Recentemente, o novo CMO da Gap tomou uma decisão claramente incompreensível, pois mandou fazer um comercial típico de Natal, com toda a carga emotiva que a ocasião recomenda, para uma marca de roupas que pretende atingir um vasto leque de consumidores, de todas as classes, idades e “tribos”.

Até aí, tudo bem, mas a decisão de veicular o filme apenas nas mídias online, sem uma única presença na televisão, deixou diversos observadores mais críticos estupefatos. Como foi o caso do professor Mark Ritson, que dedicou toda uma coluna na Marketing Week para comentar e discutir o que teria levado os responsáveis pelo marketing e publicidade da Gap a não empregar o meio – em tudo o mais indicado – em seu esforço natalino nos dois principais mercados onde opera (Estados Unidos e Reino Unido).

É certo que todos sabem que a marca está envelhecendo e ainda não achou a melhor fórmula de rejuvenescer sem perder seu imenso mercado cativo, constituído por muita gente de mais idade, que simplesmente tem a marca como um default em seu guarda-roupa. Não é a primeira besteira que a Gap faz, como se sabe, pois no período natalino de 2010 ela simplesmente abandonou seu logo de 20 anos do dia para noite e procedeu a um caríssimo rebranding, sem maiores avisos, que custou uma fortuna e durou exatamente seis dias, com o rápido retorno da versão da icônica marca tradicional, após um vendaval de críticas vindas de todos os lados.

Desta vez a bobagem está na mídia, pois o comercial parece estar nos conformes das tradições da marca. Abandonar a mídia publicitariamente mais poderosa e carregada de emoção, especialmente no fim do ano, soa realmente incompreensível. É certo que a marca precisa se renovar, que houve uma queda muito grande de audiência da TV tradicional entre os mais jovens. Mas duas considerações devem ser feitas: a primeira é que a marca não está, definitivamente, ancorada apenas na população de menor idade; a segunda, que surpreende ainda mais, é que a TV continua sendo de longe o meio mais indicado para o caso.

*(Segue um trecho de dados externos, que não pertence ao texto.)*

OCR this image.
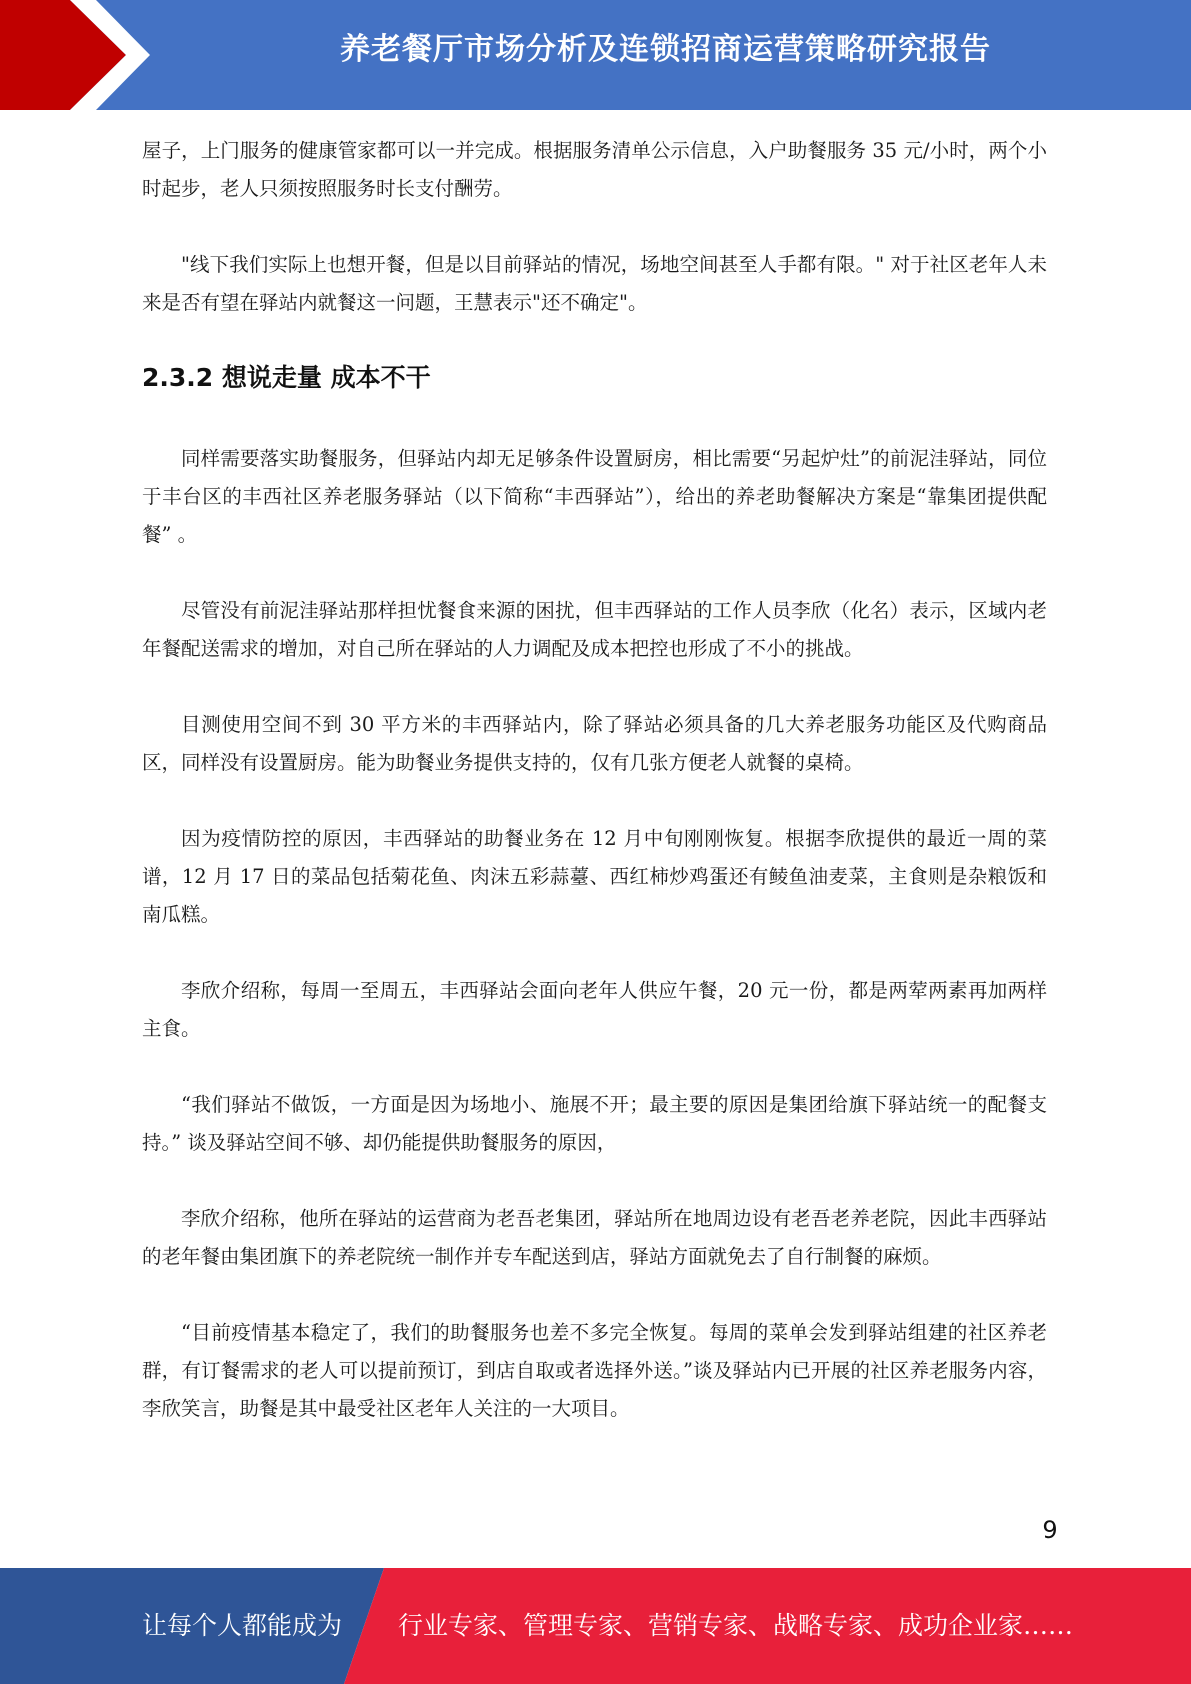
养老餐厅市场分析及连锁招商运营策略研究报告

屋子，上门服务的健康管家都可以一并完成。根据服务清单公示信息，入户助餐服务 35 元/小时，两个小时起步，老人只须按照服务时长支付酬劳。

"线下我们实际上也想开餐，但是以目前驿站的情况，场地空间甚至人手都有限。" 对于社区老年人未来是否有望在驿站内就餐这一问题，王慧表示"还不确定"。

2.3.2 想说走量 成本不干

同样需要落实助餐服务，但驿站内却无足够条件设置厨房，相比需要“另起炉灶”的前泥洼驿站，同位于丰台区的丰西社区养老服务驿站（以下简称“丰西驿站”），给出的养老助餐解决方案是“靠集团提供配餐” 。

尽管没有前泥洼驿站那样担忧餐食来源的困扰，但丰西驿站的工作人员李欣（化名）表示，区域内老年餐配送需求的增加，对自己所在驿站的人力调配及成本把控也形成了不小的挑战。

目测使用空间不到 30 平方米的丰西驿站内，除了驿站必须具备的几大养老服务功能区及代购商品区，同样没有设置厨房。能为助餐业务提供支持的，仅有几张方便老人就餐的桌椅。

因为疫情防控的原因，丰西驿站的助餐业务在 12 月中旬刚刚恢复。根据李欣提供的最近一周的菜谱，12 月 17 日的菜品包括菊花鱼、肉沫五彩蒜薹、西红柿炒鸡蛋还有鲮鱼油麦菜，主食则是杂粮饭和南瓜糕。

李欣介绍称，每周一至周五，丰西驿站会面向老年人供应午餐，20 元一份，都是两荤两素再加两样主食。

“我们驿站不做饭，一方面是因为场地小、施展不开；最主要的原因是集团给旗下驿站统一的配餐支持。” 谈及驿站空间不够、却仍能提供助餐服务的原因，

李欣介绍称，他所在驿站的运营商为老吾老集团，驿站所在地周边设有老吾老养老院，因此丰西驿站的老年餐由集团旗下的养老院统一制作并专车配送到店，驿站方面就免去了自行制餐的麻烦。

“目前疫情基本稳定了，我们的助餐服务也差不多完全恢复。每周的菜单会发到驿站组建的社区养老群，有订餐需求的老人可以提前预订，到店自取或者选择外送。”谈及驿站内已开展的社区养老服务内容，李欣笑言，助餐是其中最受社区老年人关注的一大项目。

9
让每个人都能成为 行业专家、管理专家、营销专家、战略专家、成功企业家……
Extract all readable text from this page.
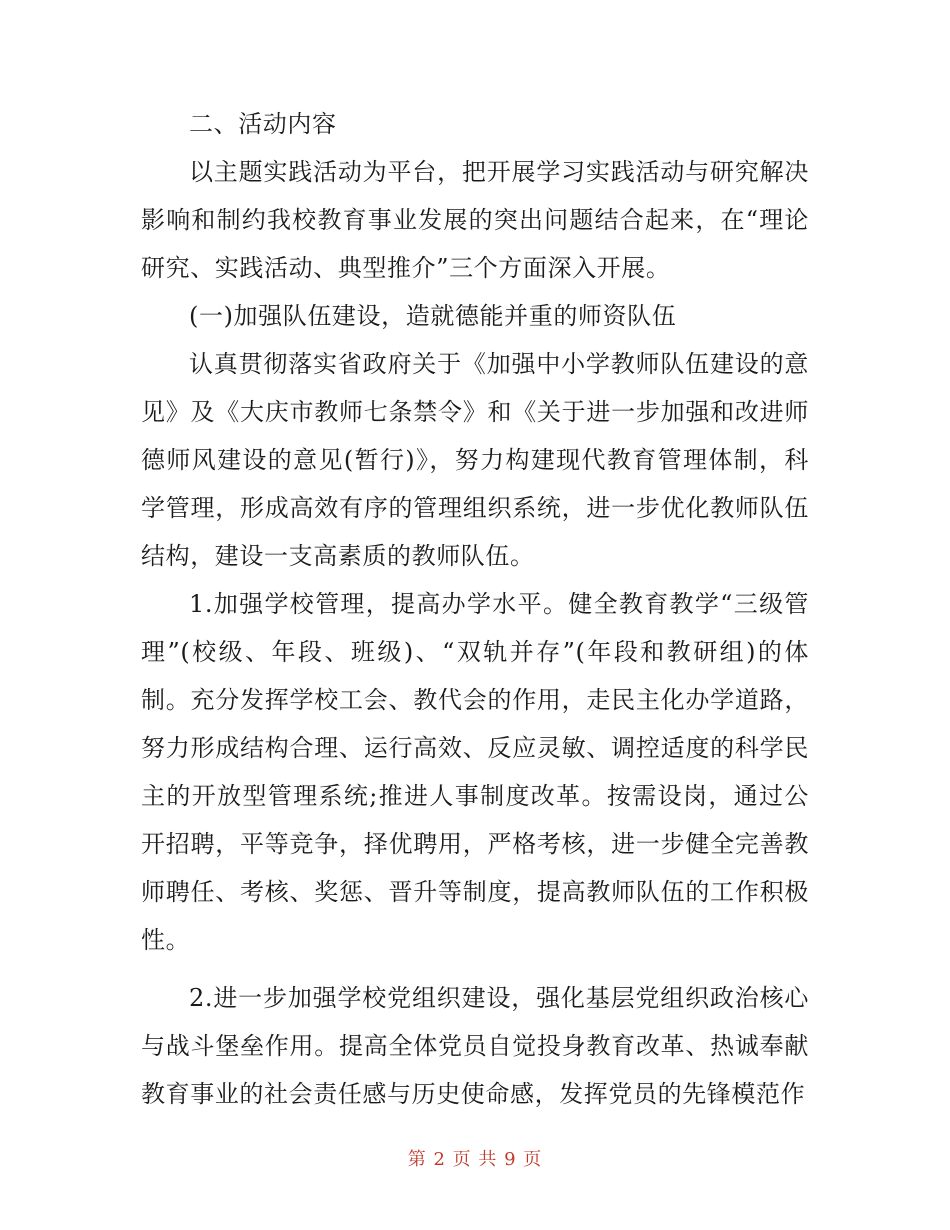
二、活动内容

以主题实践活动为平台，把开展学习实践活动与研究解决影响和制约我校教育事业发展的突出问题结合起来，在“理论研究、实践活动、典型推介”三个方面深入开展。

(一)加强队伍建设，造就德能并重的师资队伍

认真贯彻落实省政府关于《加强中小学教师队伍建设的意见》及《大庆市教师七条禁令》和《关于进一步加强和改进师德师风建设的意见(暂行)》，努力构建现代教育管理体制，科学管理，形成高效有序的管理组织系统，进一步优化教师队伍结构，建设一支高素质的教师队伍。

1.加强学校管理，提高办学水平。健全教育教学“三级管理”(校级、年段、班级)、“双轨并存”(年段和教研组)的体制。充分发挥学校工会、教代会的作用，走民主化办学道路，努力形成结构合理、运行高效、反应灵敏、调控适度的科学民主的开放型管理系统;推进人事制度改革。按需设岗，通过公开招聘，平等竞争，择优聘用，严格考核，进一步健全完善教师聘任、考核、奖惩、晋升等制度，提高教师队伍的工作积极性。

2.进一步加强学校党组织建设，强化基层党组织政治核心与战斗堡垒作用。提高全体党员自觉投身教育改革、热诚奉献教育事业的社会责任感与历史使命感，发挥党员的先锋模范作

第 2 页 共 9 页
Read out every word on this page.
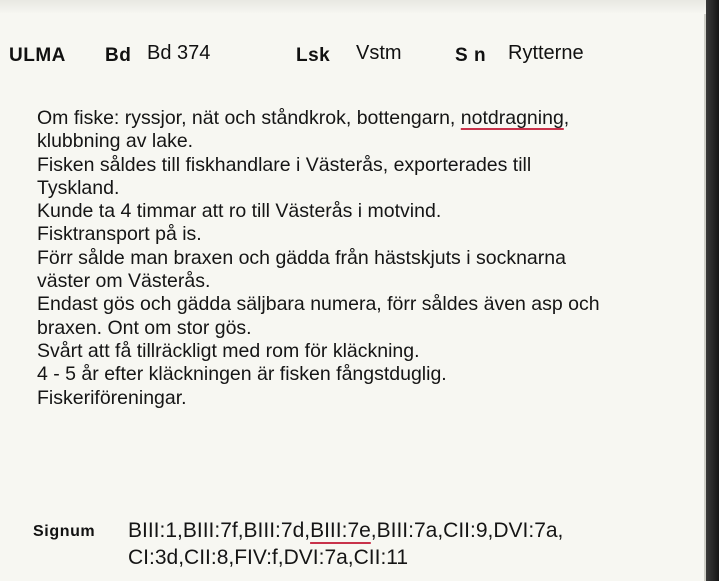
ULMA Bd Bd 374	Lsk Vstm	S n Rytterne
Om fiske: ryssjor, nät och ståndkrok, bottengarn, notdragning,
klubbning av lake.
Fisken såldes till fiskhandlare i Västerås, exporterades till
Tyskland.
Kunde ta 4 timmar att ro till Västerås i motvind.
Fisktransport på is.
Förr sålde man braxen och gädda från hästskjuts i socknarna
väster om Västerås.
Endast gös och gädda säljbara numera, förr såldes även asp och
braxen. Ont om stor gös.
Svårt att få tillräckligt med rom för kläckning.
4 - 5 år efter kläckningen är fisken fångstduglig.
Fiskeriföreningar.
Signum BIII:1,BIII:7f,BIII:7d,BIII:7e,BIII:7a,CII:9,DVI:7a,
CI:3d,CII:8,FIV:f,DVI:7a,CII:11
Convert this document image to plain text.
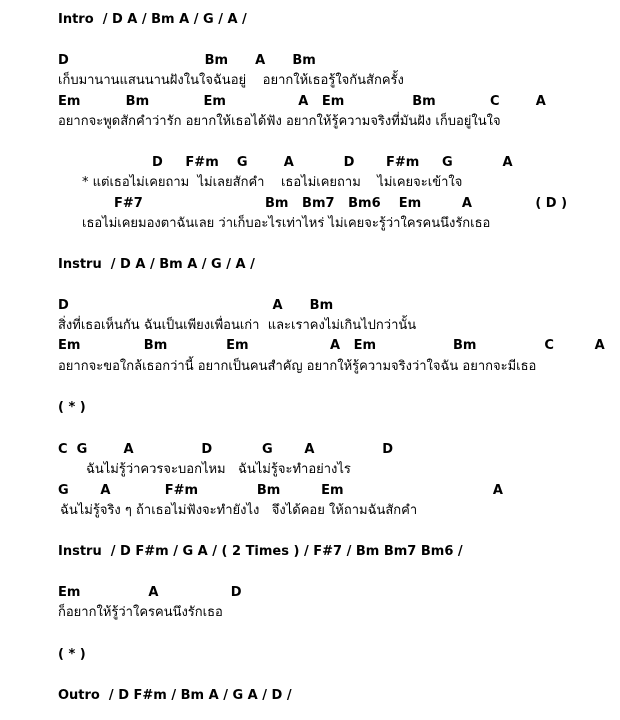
Intro  / D A / Bm A / G / A /
D                              Bm      A      Bm
เก็บมานานแสนนานฝังในใจฉันอยู่    อยากให้เธอรู้ใจกันสักครั้ง
Em          Bm            Em                A   Em               Bm            C        A
อยากจะพูดสักคำว่ารัก อยากให้เธอได้ฟัง อยากให้รู้ความจริงที่มันฝัง เก็บอยู่ในใจ
D     F#m    G        A           D       F#m     G           A
* แต่เธอไม่เคยถาม  ไม่เลยสักคำ    เธอไม่เคยถาม    ไม่เคยจะเข้าใจ
F#7                           Bm   Bm7   Bm6    Em         A              ( D )
เธอไม่เคยมองตาฉันเลย ว่าเก็บอะไรเท่าไหร่ ไม่เคยจะรู้ว่าใครคนนึงรักเธอ
Instru  / D A / Bm A / G / A /
D                                             A      Bm
สิ่งที่เธอเห็นกัน ฉันเป็นเพียงเพื่อนเก่า  และเราคงไม่เกินไปกว่านั้น
Em              Bm             Em                  A   Em                 Bm               C         A
อยากจะขอใกล้เธอกว่านี้ อยากเป็นคนสำคัญ อยากให้รู้ความจริงว่าใจฉัน อยากจะมีเธอ
( * )
C  G        A               D           G       A               D
ฉันไม่รู้ว่าควรจะบอกไหม   ฉันไม่รู้จะทำอย่างไร
G       A            F#m             Bm         Em                                 A
ฉันไม่รู้จริง ๆ ถ้าเธอไม่ฟังจะทำยังไง   จึงได้คอย ให้ถามฉันสักคำ
Instru  / D F#m / G A / ( 2 Times ) / F#7 / Bm Bm7 Bm6 /
Em               A                D
ก็อยากให้รู้ว่าใครคนนึงรักเธอ
( * )
Outro  / D F#m / Bm A / G A / D /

Nos Estados Unidos, a TV fala com 92% da população total em um mês, e 89% dessa audiência continua assistindo o meio em seu formato tradicional. Estudo recente (junho de 2019) do VAB – Vídeo Advertising Bureau indica que os comerciais veiculados na TV tradicional atingem sete vezes mais audiência que no YouTube a qualquer momento do dia no caso da população com 18 anos ou mais, 33% mais que junto aos chamados millenniuns (18 a 34 anos) e 2,5 vezes mais pessoas na faixa de 18 a 49 anos. Sob qualquer ângulo, portanto, é um banho.

No Reino Unido, a TV (linear, diferida e BVOD) é responsável por 95% da audiência publicitária da população acima de 18 anos (dados do BARB, de 2018) e 87% dos jovens entre 16 e 34 anos. Isso significa que adição de TV ao mix de mídias não apenas ajuda a proporcionar uma maior eficácia geral da campanha, como também proporciona o melhor “impacto catalítico” de todas elas, pois todos os dados disponíveis assim o indicam. Estudo de 2016 da Accenture sobre o efeito halo da TV em campanhas multiplataforma no mercado americano indica que sem TV o ROI de uma campanha em paid search cai 21%, reduz seu efeito em 18% no caso dos displays e é 7% menor no caso dos vídeos online.

Sabe-se, por experiência de muitos milhares de campanhas ao longo dos anos, que os comerciais na TV com certeza impulsionariam o conceito de “impressão cultural” que a Gap parece tão interessada em alcançar com esse gênero de campanha. Daí a “incompreensabilidade” de ficar de fora de uma mídia que permanece – pelo que todas as pesquisas indicam – um meio singularmente eficaz para as grandes marcas.